A product driven approach is one where the developer tells you what is good for you because they know better. It generally does not lead to a successful business venture.
The market driven approach starts by asking what people really want and then figuring out how to deliver it.
In this case, the entrepreneur might have gone to the woman in Texas — really lots of people in her category — and asked what she wanted. Then the entrepreneur would have recognized that the federal government was willing to pay something toward the premium in the form of the subsidy.
What kind of deductible would she consider reasonable? What kind of premium would she be willing to pay for a plan with her preferred deductible? What kind of first dollar benefits would she value? What kind of catastrophic benefit would make sense?
Then, with her premium, the federal premium, the deductible she considers reasonable, and the first dollar benefits she would value, what kind of plan could we build for her — and the many healthy people who think like her?

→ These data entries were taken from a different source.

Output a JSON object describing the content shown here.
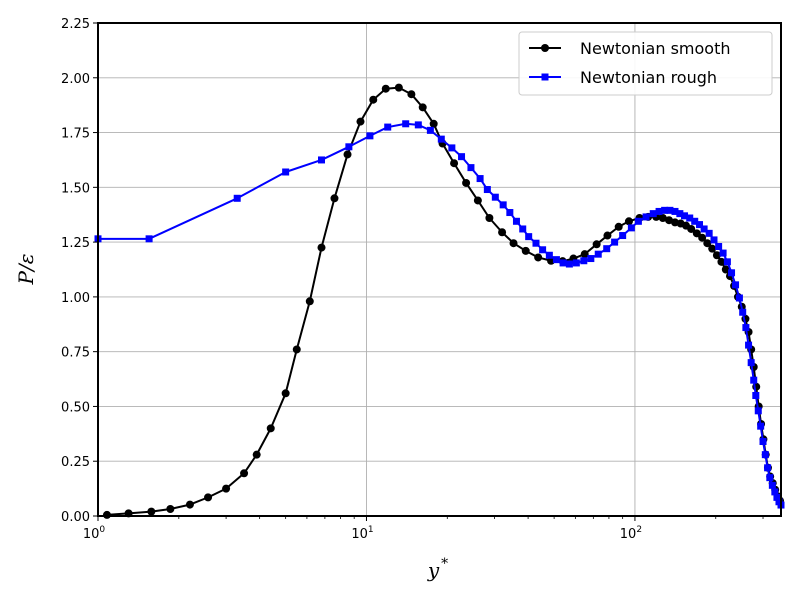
{
  "chart_data": {
    "type": "line",
    "title": "",
    "xlabel": "y",
    "xlabel_sup": "*",
    "ylabel": "P/ε",
    "xscale": "log",
    "xlim": [
      1,
      350
    ],
    "ylim": [
      0,
      2.25
    ],
    "grid": true,
    "legend_position": "top-right",
    "x_ticks": [
      {
        "value": 1,
        "base": "10",
        "exp": "0"
      },
      {
        "value": 10,
        "base": "10",
        "exp": "1"
      },
      {
        "value": 100,
        "base": "10",
        "exp": "2"
      }
    ],
    "y_ticks": [
      {
        "value": 0,
        "label": "0.00"
      },
      {
        "value": 0.25,
        "label": "0.25"
      },
      {
        "value": 0.5,
        "label": "0.50"
      },
      {
        "value": 0.75,
        "label": "0.75"
      },
      {
        "value": 1.0,
        "label": "1.00"
      },
      {
        "value": 1.25,
        "label": "1.25"
      },
      {
        "value": 1.5,
        "label": "1.50"
      },
      {
        "value": 1.75,
        "label": "1.75"
      },
      {
        "value": 2.0,
        "label": "2.00"
      },
      {
        "value": 2.25,
        "label": "2.25"
      }
    ],
    "series": [
      {
        "name": "Newtonian smooth",
        "color": "#000000",
        "marker": "circle",
        "points": [
          [
            1.08,
            0.005
          ],
          [
            1.3,
            0.012
          ],
          [
            1.58,
            0.02
          ],
          [
            1.86,
            0.032
          ],
          [
            2.2,
            0.052
          ],
          [
            2.57,
            0.085
          ],
          [
            3.0,
            0.125
          ],
          [
            3.5,
            0.195
          ],
          [
            3.9,
            0.28
          ],
          [
            4.4,
            0.4
          ],
          [
            5.0,
            0.56
          ],
          [
            5.5,
            0.76
          ],
          [
            6.15,
            0.98
          ],
          [
            6.8,
            1.225
          ],
          [
            7.6,
            1.45
          ],
          [
            8.5,
            1.65
          ],
          [
            9.5,
            1.8
          ],
          [
            10.6,
            1.9
          ],
          [
            11.8,
            1.95
          ],
          [
            13.2,
            1.955
          ],
          [
            14.7,
            1.925
          ],
          [
            16.2,
            1.865
          ],
          [
            17.8,
            1.79
          ],
          [
            19.2,
            1.7
          ],
          [
            21.2,
            1.61
          ],
          [
            23.5,
            1.52
          ],
          [
            26.0,
            1.44
          ],
          [
            28.7,
            1.36
          ],
          [
            32.0,
            1.295
          ],
          [
            35.3,
            1.245
          ],
          [
            39.2,
            1.21
          ],
          [
            43.6,
            1.18
          ],
          [
            48.7,
            1.165
          ],
          [
            53.8,
            1.163
          ],
          [
            59.0,
            1.175
          ],
          [
            65.0,
            1.195
          ],
          [
            72.0,
            1.24
          ],
          [
            79.0,
            1.28
          ],
          [
            87.0,
            1.32
          ],
          [
            95.0,
            1.345
          ],
          [
            104.0,
            1.36
          ],
          [
            112.0,
            1.365
          ],
          [
            120.0,
            1.365
          ],
          [
            127.0,
            1.36
          ],
          [
            134.0,
            1.35
          ],
          [
            141.0,
            1.34
          ],
          [
            148.0,
            1.335
          ],
          [
            155.0,
            1.325
          ],
          [
            162.0,
            1.31
          ],
          [
            170.0,
            1.29
          ],
          [
            178.0,
            1.27
          ],
          [
            186.0,
            1.245
          ],
          [
            194.0,
            1.22
          ],
          [
            202.0,
            1.19
          ],
          [
            210.0,
            1.16
          ],
          [
            218.0,
            1.125
          ],
          [
            226.0,
            1.095
          ],
          [
            234.0,
            1.05
          ],
          [
            242.0,
            1.0
          ],
          [
            250.0,
            0.955
          ],
          [
            258.0,
            0.9
          ],
          [
            265.0,
            0.84
          ],
          [
            271.0,
            0.76
          ],
          [
            277.0,
            0.68
          ],
          [
            283.0,
            0.59
          ],
          [
            289.0,
            0.5
          ],
          [
            295.0,
            0.42
          ],
          [
            301.0,
            0.35
          ],
          [
            307.0,
            0.28
          ],
          [
            313.0,
            0.22
          ],
          [
            319.0,
            0.18
          ],
          [
            326.0,
            0.15
          ],
          [
            333.0,
            0.12
          ],
          [
            340.0,
            0.09
          ],
          [
            347.0,
            0.07
          ]
        ]
      },
      {
        "name": "Newtonian rough",
        "color": "#0000ff",
        "marker": "square",
        "points": [
          [
            1.0,
            1.265
          ],
          [
            1.55,
            1.265
          ],
          [
            3.3,
            1.45
          ],
          [
            5.0,
            1.57
          ],
          [
            6.8,
            1.625
          ],
          [
            8.6,
            1.685
          ],
          [
            10.3,
            1.735
          ],
          [
            12.0,
            1.775
          ],
          [
            14.0,
            1.79
          ],
          [
            15.6,
            1.785
          ],
          [
            17.3,
            1.76
          ],
          [
            19.0,
            1.72
          ],
          [
            20.8,
            1.68
          ],
          [
            22.6,
            1.64
          ],
          [
            24.5,
            1.59
          ],
          [
            26.5,
            1.54
          ],
          [
            28.2,
            1.49
          ],
          [
            30.2,
            1.455
          ],
          [
            32.3,
            1.42
          ],
          [
            34.2,
            1.385
          ],
          [
            36.2,
            1.345
          ],
          [
            38.2,
            1.31
          ],
          [
            40.2,
            1.275
          ],
          [
            42.8,
            1.245
          ],
          [
            45.3,
            1.215
          ],
          [
            48.0,
            1.19
          ],
          [
            51.0,
            1.17
          ],
          [
            54.0,
            1.155
          ],
          [
            57.0,
            1.15
          ],
          [
            60.5,
            1.155
          ],
          [
            64.5,
            1.165
          ],
          [
            68.5,
            1.175
          ],
          [
            73.0,
            1.195
          ],
          [
            78.5,
            1.22
          ],
          [
            84.0,
            1.25
          ],
          [
            90.0,
            1.28
          ],
          [
            97.0,
            1.315
          ],
          [
            103.0,
            1.345
          ],
          [
            110.0,
            1.365
          ],
          [
            117.0,
            1.38
          ],
          [
            123.0,
            1.39
          ],
          [
            129.0,
            1.395
          ],
          [
            135.0,
            1.395
          ],
          [
            141.0,
            1.39
          ],
          [
            147.0,
            1.38
          ],
          [
            153.0,
            1.37
          ],
          [
            160.0,
            1.36
          ],
          [
            167.0,
            1.345
          ],
          [
            174.0,
            1.33
          ],
          [
            181.0,
            1.31
          ],
          [
            189.0,
            1.29
          ],
          [
            197.0,
            1.26
          ],
          [
            205.0,
            1.23
          ],
          [
            213.0,
            1.2
          ],
          [
            221.0,
            1.16
          ],
          [
            229.0,
            1.11
          ],
          [
            237.0,
            1.055
          ],
          [
            245.0,
            0.995
          ],
          [
            252.0,
            0.93
          ],
          [
            259.0,
            0.86
          ],
          [
            265.0,
            0.78
          ],
          [
            271.0,
            0.7
          ],
          [
            277.0,
            0.62
          ],
          [
            282.0,
            0.55
          ],
          [
            288.0,
            0.48
          ],
          [
            294.0,
            0.41
          ],
          [
            300.0,
            0.34
          ],
          [
            306.0,
            0.28
          ],
          [
            312.0,
            0.22
          ],
          [
            318.0,
            0.175
          ],
          [
            325.0,
            0.14
          ],
          [
            332.0,
            0.11
          ],
          [
            338.0,
            0.085
          ],
          [
            344.0,
            0.065
          ],
          [
            350.0,
            0.05
          ]
        ]
      }
    ]
  }
}
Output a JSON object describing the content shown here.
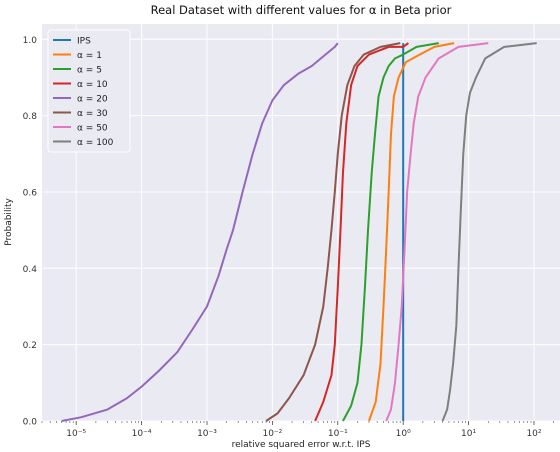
{
  "chart_data": {
    "type": "line",
    "title": "Real Dataset with different values for α in Beta prior",
    "xlabel": "relative squared error w.r.t. IPS",
    "ylabel": "Probability",
    "xscale": "log",
    "xlim": [
      3e-06,
      250
    ],
    "ylim": [
      0,
      1.04
    ],
    "grid": true,
    "background": "#eaeaf2",
    "legend_position": "top-left",
    "x_ticks": [
      {
        "value": 1e-05,
        "label": "10⁻⁵"
      },
      {
        "value": 0.0001,
        "label": "10⁻⁴"
      },
      {
        "value": 0.001,
        "label": "10⁻³"
      },
      {
        "value": 0.01,
        "label": "10⁻²"
      },
      {
        "value": 0.1,
        "label": "10⁻¹"
      },
      {
        "value": 1,
        "label": "10⁰"
      },
      {
        "value": 10,
        "label": "10¹"
      },
      {
        "value": 100,
        "label": "10²"
      }
    ],
    "y_ticks": [
      {
        "value": 0,
        "label": "0.0"
      },
      {
        "value": 0.2,
        "label": "0.2"
      },
      {
        "value": 0.4,
        "label": "0.4"
      },
      {
        "value": 0.6,
        "label": "0.6"
      },
      {
        "value": 0.8,
        "label": "0.8"
      },
      {
        "value": 1.0,
        "label": "1.0"
      }
    ],
    "series": [
      {
        "name": "IPS",
        "color": "#1f77b4",
        "points": [
          [
            1,
            0
          ],
          [
            1,
            0.99
          ]
        ]
      },
      {
        "name": "α = 1",
        "color": "#ff7f0e",
        "points": [
          [
            0.3,
            0
          ],
          [
            0.38,
            0.05
          ],
          [
            0.45,
            0.15
          ],
          [
            0.5,
            0.3
          ],
          [
            0.55,
            0.45
          ],
          [
            0.6,
            0.6
          ],
          [
            0.65,
            0.75
          ],
          [
            0.72,
            0.85
          ],
          [
            0.85,
            0.9
          ],
          [
            1.1,
            0.94
          ],
          [
            1.8,
            0.96
          ],
          [
            3,
            0.98
          ],
          [
            6,
            0.99
          ]
        ]
      },
      {
        "name": "α = 5",
        "color": "#2ca02c",
        "points": [
          [
            0.12,
            0
          ],
          [
            0.16,
            0.04
          ],
          [
            0.2,
            0.1
          ],
          [
            0.23,
            0.2
          ],
          [
            0.26,
            0.35
          ],
          [
            0.29,
            0.5
          ],
          [
            0.33,
            0.65
          ],
          [
            0.37,
            0.75
          ],
          [
            0.42,
            0.85
          ],
          [
            0.5,
            0.9
          ],
          [
            0.6,
            0.93
          ],
          [
            0.75,
            0.95
          ],
          [
            1.0,
            0.96
          ],
          [
            1.6,
            0.98
          ],
          [
            3.5,
            0.99
          ]
        ]
      },
      {
        "name": "α = 10",
        "color": "#d62728",
        "points": [
          [
            0.045,
            0
          ],
          [
            0.06,
            0.05
          ],
          [
            0.08,
            0.12
          ],
          [
            0.09,
            0.2
          ],
          [
            0.1,
            0.35
          ],
          [
            0.11,
            0.5
          ],
          [
            0.12,
            0.65
          ],
          [
            0.135,
            0.78
          ],
          [
            0.16,
            0.88
          ],
          [
            0.2,
            0.93
          ],
          [
            0.3,
            0.96
          ],
          [
            0.6,
            0.98
          ],
          [
            1.0,
            0.98
          ],
          [
            1.2,
            0.99
          ]
        ]
      },
      {
        "name": "α = 20",
        "color": "#9467bd",
        "points": [
          [
            6e-06,
            0
          ],
          [
            1.2e-05,
            0.01
          ],
          [
            3e-05,
            0.03
          ],
          [
            6e-05,
            0.06
          ],
          [
            0.0001,
            0.09
          ],
          [
            0.00018,
            0.13
          ],
          [
            0.00035,
            0.18
          ],
          [
            0.0006,
            0.24
          ],
          [
            0.001,
            0.3
          ],
          [
            0.0015,
            0.38
          ],
          [
            0.002,
            0.45
          ],
          [
            0.0025,
            0.5
          ],
          [
            0.0035,
            0.6
          ],
          [
            0.005,
            0.7
          ],
          [
            0.007,
            0.78
          ],
          [
            0.01,
            0.84
          ],
          [
            0.015,
            0.88
          ],
          [
            0.025,
            0.91
          ],
          [
            0.04,
            0.93
          ],
          [
            0.065,
            0.96
          ],
          [
            0.09,
            0.98
          ],
          [
            0.1,
            0.99
          ]
        ]
      },
      {
        "name": "α = 30",
        "color": "#8c564b",
        "points": [
          [
            0.008,
            0
          ],
          [
            0.012,
            0.02
          ],
          [
            0.018,
            0.06
          ],
          [
            0.03,
            0.12
          ],
          [
            0.045,
            0.2
          ],
          [
            0.06,
            0.3
          ],
          [
            0.07,
            0.4
          ],
          [
            0.08,
            0.5
          ],
          [
            0.09,
            0.6
          ],
          [
            0.1,
            0.7
          ],
          [
            0.115,
            0.8
          ],
          [
            0.14,
            0.88
          ],
          [
            0.18,
            0.93
          ],
          [
            0.25,
            0.96
          ],
          [
            0.45,
            0.98
          ],
          [
            0.9,
            0.99
          ]
        ]
      },
      {
        "name": "α = 50",
        "color": "#e377c2",
        "points": [
          [
            0.55,
            0
          ],
          [
            0.65,
            0.03
          ],
          [
            0.75,
            0.1
          ],
          [
            0.85,
            0.2
          ],
          [
            0.95,
            0.3
          ],
          [
            1.05,
            0.45
          ],
          [
            1.15,
            0.6
          ],
          [
            1.3,
            0.7
          ],
          [
            1.45,
            0.78
          ],
          [
            1.7,
            0.85
          ],
          [
            2.2,
            0.9
          ],
          [
            3.5,
            0.95
          ],
          [
            7,
            0.98
          ],
          [
            20,
            0.99
          ]
        ]
      },
      {
        "name": "α = 100",
        "color": "#7f7f7f",
        "points": [
          [
            4,
            0
          ],
          [
            4.7,
            0.03
          ],
          [
            5.2,
            0.08
          ],
          [
            5.8,
            0.15
          ],
          [
            6.5,
            0.25
          ],
          [
            7,
            0.4
          ],
          [
            7.6,
            0.55
          ],
          [
            8.3,
            0.7
          ],
          [
            9.2,
            0.8
          ],
          [
            10.5,
            0.86
          ],
          [
            13,
            0.9
          ],
          [
            18,
            0.95
          ],
          [
            35,
            0.98
          ],
          [
            110,
            0.99
          ]
        ]
      }
    ]
  }
}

That plan would not have the long list of Obamacare mandates. It would not be “as good.” It might even be considered “substandard” by many. But she would value it, particularly because she could afford it, and she would likely buy it.
Would having these kinds of choices lead to anti-selection? They could. But the health insurance industry has a long track record of offering policies people have liked and clearly wanted to keep because they offered lots of choice and variety. After all, Medicare Advantage and Medicare Part D offer lots of attractive choices in a regulated market and they work.
Obamacare is in trouble. The person who needs gall bladder surgery this month bought it. The person who is healthy felt “hoodwinked.”
At its core, what’s wrong with Obamacare? It is a product driven not market driven enterprise.
Until the people who run Obamacare start listening to the people who aren’t buying it, Obamacare won’t work.